As far as rescuing the cattle:

Some of them had been in that cold water so long they couldn’t walk. They were numb. They liked to froze to death. A lot we had to drag onto the boat. We had some feed on there, some corn and hay. They would lay there and eat and by the time we’d get to Spottsville, Newburgh, Henderson, a lot of them were able to stand up and able to walk. 

On the future of our country:

I said now you boys and girls grow up and be good men and women, that's what the whole world needs. I said, you’re important. You’re going to be running our country before long. We have older people who are going to have to step down. You might be governor or president of the United States. The world is starving for is good men and good women.

About growing up on the farm:

It was a lot of hard work. Nothing easy about it. All hard work. We had to pump water for all the stock. We finally got a windmill at home, and that solved the problem pretty well. It was 60 feet tall. I didn’t mind the climb back then when I was a kid. Didn’t take hardly any wind to turn it, and when it turned, it would pump water. I'd go up every 2 weeks to oil it. Pretty soon our neighbors got windmills, and they’d give me $1 to oil their windmills.

On the World Wars:

World War One. There was four of us boys. And it just happened that we were in the age group that none of us had to go to World War One or Two. We didn’t do anything to keep from going, we were just out of the age. Of course somebody had to go. I get to thinking about these wars. We whooped Germany twice. Whooped Japan. Japan now is taking over.

On Russia:

And I’m scared to death of Russia. I was over there in Russia 12 days; I’m scared of it. You can’t depend on them. Afraid something is going to happen to blow us off the map. And they’ll do it. They don’t believe in God. They don’t value life.  I will say one thing, they keep everything clean. There’s something good about them.

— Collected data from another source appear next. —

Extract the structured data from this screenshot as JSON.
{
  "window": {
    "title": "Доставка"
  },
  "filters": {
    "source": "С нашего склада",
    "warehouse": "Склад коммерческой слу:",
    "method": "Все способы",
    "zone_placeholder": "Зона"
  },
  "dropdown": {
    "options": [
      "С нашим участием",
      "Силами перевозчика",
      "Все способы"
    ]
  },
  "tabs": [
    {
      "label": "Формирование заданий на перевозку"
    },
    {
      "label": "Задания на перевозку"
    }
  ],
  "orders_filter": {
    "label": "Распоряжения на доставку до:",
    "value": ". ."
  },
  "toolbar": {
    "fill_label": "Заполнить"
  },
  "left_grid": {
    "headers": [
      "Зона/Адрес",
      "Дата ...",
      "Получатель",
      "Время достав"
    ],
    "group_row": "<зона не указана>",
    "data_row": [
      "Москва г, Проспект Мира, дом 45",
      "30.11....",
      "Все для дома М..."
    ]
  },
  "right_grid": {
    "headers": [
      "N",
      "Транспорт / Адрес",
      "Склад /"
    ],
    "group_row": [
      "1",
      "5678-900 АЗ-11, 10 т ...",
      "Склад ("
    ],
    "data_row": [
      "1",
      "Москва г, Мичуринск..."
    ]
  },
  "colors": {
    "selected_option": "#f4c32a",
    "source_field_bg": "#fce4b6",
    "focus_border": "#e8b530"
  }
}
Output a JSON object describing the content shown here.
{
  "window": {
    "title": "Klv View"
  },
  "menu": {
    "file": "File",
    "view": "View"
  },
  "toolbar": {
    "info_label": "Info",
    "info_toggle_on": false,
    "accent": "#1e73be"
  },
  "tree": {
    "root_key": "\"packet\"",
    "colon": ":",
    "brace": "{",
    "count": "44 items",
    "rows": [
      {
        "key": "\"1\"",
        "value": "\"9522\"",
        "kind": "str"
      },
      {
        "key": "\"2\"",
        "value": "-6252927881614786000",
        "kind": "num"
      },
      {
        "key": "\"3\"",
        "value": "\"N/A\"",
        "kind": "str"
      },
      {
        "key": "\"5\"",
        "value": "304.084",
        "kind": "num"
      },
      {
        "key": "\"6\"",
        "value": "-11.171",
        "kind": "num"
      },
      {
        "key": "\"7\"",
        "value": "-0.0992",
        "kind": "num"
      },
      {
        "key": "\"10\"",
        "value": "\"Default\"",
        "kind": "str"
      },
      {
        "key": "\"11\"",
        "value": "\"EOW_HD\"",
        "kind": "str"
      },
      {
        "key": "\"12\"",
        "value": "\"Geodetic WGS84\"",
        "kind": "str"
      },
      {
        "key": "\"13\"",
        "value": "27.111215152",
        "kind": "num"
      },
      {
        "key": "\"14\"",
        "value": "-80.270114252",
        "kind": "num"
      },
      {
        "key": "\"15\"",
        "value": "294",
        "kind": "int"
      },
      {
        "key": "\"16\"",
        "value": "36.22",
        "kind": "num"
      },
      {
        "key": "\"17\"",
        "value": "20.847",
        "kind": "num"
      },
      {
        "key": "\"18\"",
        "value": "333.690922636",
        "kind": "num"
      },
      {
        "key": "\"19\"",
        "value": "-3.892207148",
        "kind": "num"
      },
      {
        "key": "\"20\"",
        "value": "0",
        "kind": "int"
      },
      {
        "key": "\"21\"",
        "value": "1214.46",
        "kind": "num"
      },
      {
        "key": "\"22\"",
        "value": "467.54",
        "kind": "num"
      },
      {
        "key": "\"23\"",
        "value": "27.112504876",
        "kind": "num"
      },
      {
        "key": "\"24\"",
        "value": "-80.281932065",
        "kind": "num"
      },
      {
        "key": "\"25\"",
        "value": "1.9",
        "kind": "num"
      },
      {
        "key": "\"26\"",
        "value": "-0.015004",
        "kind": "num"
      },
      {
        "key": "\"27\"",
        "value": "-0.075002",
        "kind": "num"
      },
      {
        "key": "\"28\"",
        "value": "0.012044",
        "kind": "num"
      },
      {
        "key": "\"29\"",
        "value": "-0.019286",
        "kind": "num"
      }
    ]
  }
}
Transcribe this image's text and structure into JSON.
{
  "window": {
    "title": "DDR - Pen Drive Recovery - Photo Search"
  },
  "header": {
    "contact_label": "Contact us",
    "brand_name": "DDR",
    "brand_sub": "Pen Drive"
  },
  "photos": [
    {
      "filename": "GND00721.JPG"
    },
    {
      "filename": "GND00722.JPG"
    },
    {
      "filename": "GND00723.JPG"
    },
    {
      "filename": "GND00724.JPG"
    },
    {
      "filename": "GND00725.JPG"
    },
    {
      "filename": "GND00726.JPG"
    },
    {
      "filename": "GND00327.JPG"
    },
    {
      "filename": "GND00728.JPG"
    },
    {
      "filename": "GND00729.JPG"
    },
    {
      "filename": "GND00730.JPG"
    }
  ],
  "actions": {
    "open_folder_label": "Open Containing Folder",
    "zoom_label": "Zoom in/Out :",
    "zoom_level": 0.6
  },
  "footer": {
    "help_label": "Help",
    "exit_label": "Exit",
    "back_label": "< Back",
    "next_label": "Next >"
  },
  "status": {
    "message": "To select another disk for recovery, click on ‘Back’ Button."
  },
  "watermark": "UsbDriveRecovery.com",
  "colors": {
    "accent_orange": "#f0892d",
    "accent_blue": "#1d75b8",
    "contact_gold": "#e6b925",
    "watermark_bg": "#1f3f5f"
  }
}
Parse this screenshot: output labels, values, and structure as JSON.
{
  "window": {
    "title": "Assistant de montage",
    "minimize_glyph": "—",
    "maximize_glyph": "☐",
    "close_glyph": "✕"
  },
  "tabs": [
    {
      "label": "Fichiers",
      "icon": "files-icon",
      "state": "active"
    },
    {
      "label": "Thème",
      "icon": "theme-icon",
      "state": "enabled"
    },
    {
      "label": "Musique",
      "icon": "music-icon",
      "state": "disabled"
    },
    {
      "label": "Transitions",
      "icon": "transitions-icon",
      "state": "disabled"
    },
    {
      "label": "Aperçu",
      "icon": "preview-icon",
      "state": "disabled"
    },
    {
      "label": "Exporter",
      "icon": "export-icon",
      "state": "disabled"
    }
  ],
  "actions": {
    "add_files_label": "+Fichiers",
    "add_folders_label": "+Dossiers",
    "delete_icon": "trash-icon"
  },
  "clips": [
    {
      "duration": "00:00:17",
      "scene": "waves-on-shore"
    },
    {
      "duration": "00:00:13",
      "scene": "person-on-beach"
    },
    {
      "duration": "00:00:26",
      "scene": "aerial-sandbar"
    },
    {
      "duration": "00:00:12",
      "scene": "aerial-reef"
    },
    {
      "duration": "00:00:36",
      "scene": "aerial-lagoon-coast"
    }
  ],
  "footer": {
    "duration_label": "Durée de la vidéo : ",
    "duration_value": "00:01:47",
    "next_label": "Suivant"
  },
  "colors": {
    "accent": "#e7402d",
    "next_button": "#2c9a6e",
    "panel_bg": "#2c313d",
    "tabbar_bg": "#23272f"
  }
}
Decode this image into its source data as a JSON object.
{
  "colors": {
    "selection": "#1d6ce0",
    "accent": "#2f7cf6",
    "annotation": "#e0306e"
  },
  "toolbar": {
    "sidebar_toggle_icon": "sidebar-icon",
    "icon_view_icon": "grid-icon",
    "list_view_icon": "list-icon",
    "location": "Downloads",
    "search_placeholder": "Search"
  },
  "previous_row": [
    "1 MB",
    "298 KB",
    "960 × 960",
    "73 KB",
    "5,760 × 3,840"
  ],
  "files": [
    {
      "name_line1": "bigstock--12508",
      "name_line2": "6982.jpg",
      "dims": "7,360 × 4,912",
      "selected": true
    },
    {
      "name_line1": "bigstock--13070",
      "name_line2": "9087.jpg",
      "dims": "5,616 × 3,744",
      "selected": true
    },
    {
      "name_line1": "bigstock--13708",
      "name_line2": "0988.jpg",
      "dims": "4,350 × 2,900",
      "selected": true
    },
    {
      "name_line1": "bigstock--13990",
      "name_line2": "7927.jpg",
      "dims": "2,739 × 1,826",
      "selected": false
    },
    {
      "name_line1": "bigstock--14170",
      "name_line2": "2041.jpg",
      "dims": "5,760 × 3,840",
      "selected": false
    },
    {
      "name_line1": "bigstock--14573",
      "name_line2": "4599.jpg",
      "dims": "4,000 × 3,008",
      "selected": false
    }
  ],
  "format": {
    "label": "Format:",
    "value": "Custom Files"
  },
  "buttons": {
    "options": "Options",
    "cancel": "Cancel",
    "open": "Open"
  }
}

On the Great Depression of 1929:

Nobody had anything. There was no money. I don’t know where the money was at. You could canvas the whole county or go house to house, I doubt you would find $300. There just wasn’t any money.

On the Use of Chemicals in Farming

Farming has changed. Used to chop weeds over there with a hoe and now they use a chemical... But this chemical that farmers are using, I’m afraid sooner of later its going to backfire. They are absolutely getting this soil full of it, and when it rains, part of it goes into the river. I’m afraid they’re going to have troubles.

Advice to Youth

I done said it. I want to tell them to stay away from this dope. This marijuana and alcohol. Absolutely no good. It’ll ruin your life. There’s people in penitentiary right now, dope addicts, wish they never saw the stuff.

The Greatest Thing to Ever Happen 

The greatest thing that happened to the rural area is getting electricity. That got rid of a lot of the hard work. Before that, they didn’t have nothing. No refrigerator, radio, TV, [or] bathroom, and that’s why people are living longer today. Things are a lot cleaner than they used to be.